Photograph by Dr Alex Liu, University of Bristol
Detail of Photograph by Dr Alex Liu, University of Bristol

Those may be the traces of a suction cup foot that these creatures probably used to fasten themselves to rocks or flat surfaces on the ocean bottom. Sea anemones behave that way today: They latch onto flat ground but occasionally pry themselves loose and take lumbering “steps” when it’s time to travel.

In 2009, Alexander Liu and colleagues wrote a paper suggesting that these ancient creatures were not floating or squirming or rolling or reaching. No, they were “crawling.” These were primitive proto-steps, and you can see each step as a series of nesting parentheses.

Critics said they could just as easily be tracks made by pebbles tossed by waves, but when the experts looked, most concluded Liu is right. Those aren’t pebble tracks. Those are trails—our earliest evidence of locomotion, of life on the move.

Why Go Anywhere?

The question is, Why bother? Why move?

Were they hunting food? Looking for sex? Fleeing a predator? Or—and here I get back to Neil Armstrong—were they just on a walkabout, wondering what lies beyond the next hump of sand?

There wasn’t a lot going on in the ocean 565 million years ago. The Earth was recovering from a deep chill that left the sea bottoms, Moor writes, “devoid of predators,” empty-ish. Same for the sea. There wasn’t much to look at: “Perhaps a primitive jellyfish would have passed overhead like a living cloud.”

Drawing by Robert Krulwich
Drawing by Robert Krulwich

With no pressing reason to move about, I’m thinking that maybe what pushed these pioneers to travel was (how to put this?) a touch of restlessness, a behavior that would be passed down the great chain of life as animals moved in greater arcs, butterflying their way to Mexico, flying from Canada to the tip of Argentina, circumnavigating the globe, lifting off the planet, and, ultimately, landing on the moon.

That’s why we move, I like to think: to see, to stretch, to have more choices.

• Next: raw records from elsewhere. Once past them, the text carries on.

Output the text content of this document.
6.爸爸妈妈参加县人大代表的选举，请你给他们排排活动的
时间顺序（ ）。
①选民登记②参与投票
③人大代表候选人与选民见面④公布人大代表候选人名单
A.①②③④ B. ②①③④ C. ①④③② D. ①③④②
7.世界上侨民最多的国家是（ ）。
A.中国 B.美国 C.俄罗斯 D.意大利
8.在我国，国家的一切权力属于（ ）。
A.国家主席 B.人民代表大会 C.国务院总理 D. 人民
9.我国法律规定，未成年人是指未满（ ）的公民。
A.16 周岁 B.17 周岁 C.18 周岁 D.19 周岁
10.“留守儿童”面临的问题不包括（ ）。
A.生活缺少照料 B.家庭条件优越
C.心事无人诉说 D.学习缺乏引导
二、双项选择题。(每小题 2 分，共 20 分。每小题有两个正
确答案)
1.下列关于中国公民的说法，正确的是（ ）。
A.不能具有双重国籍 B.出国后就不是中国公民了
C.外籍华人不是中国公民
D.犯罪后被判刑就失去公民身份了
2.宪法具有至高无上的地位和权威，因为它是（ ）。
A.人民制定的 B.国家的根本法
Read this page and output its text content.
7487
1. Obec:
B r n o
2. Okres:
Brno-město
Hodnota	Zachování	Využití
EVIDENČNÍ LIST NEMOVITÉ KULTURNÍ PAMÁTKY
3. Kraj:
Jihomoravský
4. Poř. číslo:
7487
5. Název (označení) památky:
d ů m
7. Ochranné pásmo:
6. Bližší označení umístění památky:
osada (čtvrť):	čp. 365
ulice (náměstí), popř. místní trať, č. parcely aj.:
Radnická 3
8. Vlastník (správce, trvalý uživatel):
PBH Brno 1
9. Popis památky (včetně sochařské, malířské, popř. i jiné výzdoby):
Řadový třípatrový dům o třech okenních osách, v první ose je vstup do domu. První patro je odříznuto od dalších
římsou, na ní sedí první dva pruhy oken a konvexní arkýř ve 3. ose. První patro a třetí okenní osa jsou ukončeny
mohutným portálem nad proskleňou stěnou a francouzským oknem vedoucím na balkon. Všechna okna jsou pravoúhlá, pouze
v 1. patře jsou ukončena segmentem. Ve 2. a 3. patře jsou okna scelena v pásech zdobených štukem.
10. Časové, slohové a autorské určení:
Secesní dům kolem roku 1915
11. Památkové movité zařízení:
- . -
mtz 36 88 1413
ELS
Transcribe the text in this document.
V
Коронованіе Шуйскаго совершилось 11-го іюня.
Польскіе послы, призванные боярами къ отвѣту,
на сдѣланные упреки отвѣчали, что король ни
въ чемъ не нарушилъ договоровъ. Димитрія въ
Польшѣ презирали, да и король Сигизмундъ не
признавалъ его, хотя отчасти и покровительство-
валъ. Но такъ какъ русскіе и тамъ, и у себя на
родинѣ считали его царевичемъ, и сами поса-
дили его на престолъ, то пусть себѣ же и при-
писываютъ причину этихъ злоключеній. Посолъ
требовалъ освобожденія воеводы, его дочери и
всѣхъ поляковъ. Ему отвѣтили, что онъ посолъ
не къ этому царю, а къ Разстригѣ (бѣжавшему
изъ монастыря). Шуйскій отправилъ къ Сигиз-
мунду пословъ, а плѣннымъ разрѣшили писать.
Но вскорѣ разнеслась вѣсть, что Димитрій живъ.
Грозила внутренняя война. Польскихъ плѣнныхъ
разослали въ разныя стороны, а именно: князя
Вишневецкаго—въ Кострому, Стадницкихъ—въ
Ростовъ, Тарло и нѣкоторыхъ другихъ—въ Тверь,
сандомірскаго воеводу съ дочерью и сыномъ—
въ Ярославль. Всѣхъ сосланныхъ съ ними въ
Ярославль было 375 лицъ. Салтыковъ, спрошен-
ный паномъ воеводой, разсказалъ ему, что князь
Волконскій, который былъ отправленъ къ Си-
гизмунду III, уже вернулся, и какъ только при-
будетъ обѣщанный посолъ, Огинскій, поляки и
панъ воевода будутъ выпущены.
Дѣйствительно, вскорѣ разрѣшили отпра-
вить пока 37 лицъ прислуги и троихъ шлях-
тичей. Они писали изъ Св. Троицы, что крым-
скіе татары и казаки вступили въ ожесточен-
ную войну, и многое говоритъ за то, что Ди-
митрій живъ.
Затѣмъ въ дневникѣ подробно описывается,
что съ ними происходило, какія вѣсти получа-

But when Moor asks this same question (“Why do we, as animals, uproot ourselves and go somewhere else?”) he doesn’t go to restlessness. The creatures that invented locomotion, paleobiologist Liu tells him, probably wanted security—a clean, flat surface to cling to. Surfaces crack, shift. When life becomes too hard where you are, you go to where it’s easier.

They didn’t want adventure, they wanted comfort.
The two explanations sound opposite, but they’re not. No place stays safe forever, not even our little blue planet. At some point, out of restlessness or desperation, it doesn’t matter which, you have to do that thing that the pancakes invented 565 million years ago—you don’t have a choice. Nature knew that early. So Earthlings learned it early.

You either move—or you die.

So we moved. And we never stopped.

Robert Moor’s new book On Trails: An Exploration (it will be out in a few weeks) is a meditation on paths—not just the paths that ancient creatures made, but also ant paths, elephant paths, footpaths, the paths in our brains and in our machines. Moor, a guy who likes to walk, does the full Appalachian Trail from Georgia to Maine, walks along highways, loses a trail full of sheep, messes with ants, befriends all sorts of fellow walkers, and as he wanders, he wonders how paths form, change and last. Hanging with him you meet a host of different byways, get in (and out) of trouble and the experience is not just enlightening, it’s sweaty, hot, cold and … well, to say it plainly … fun.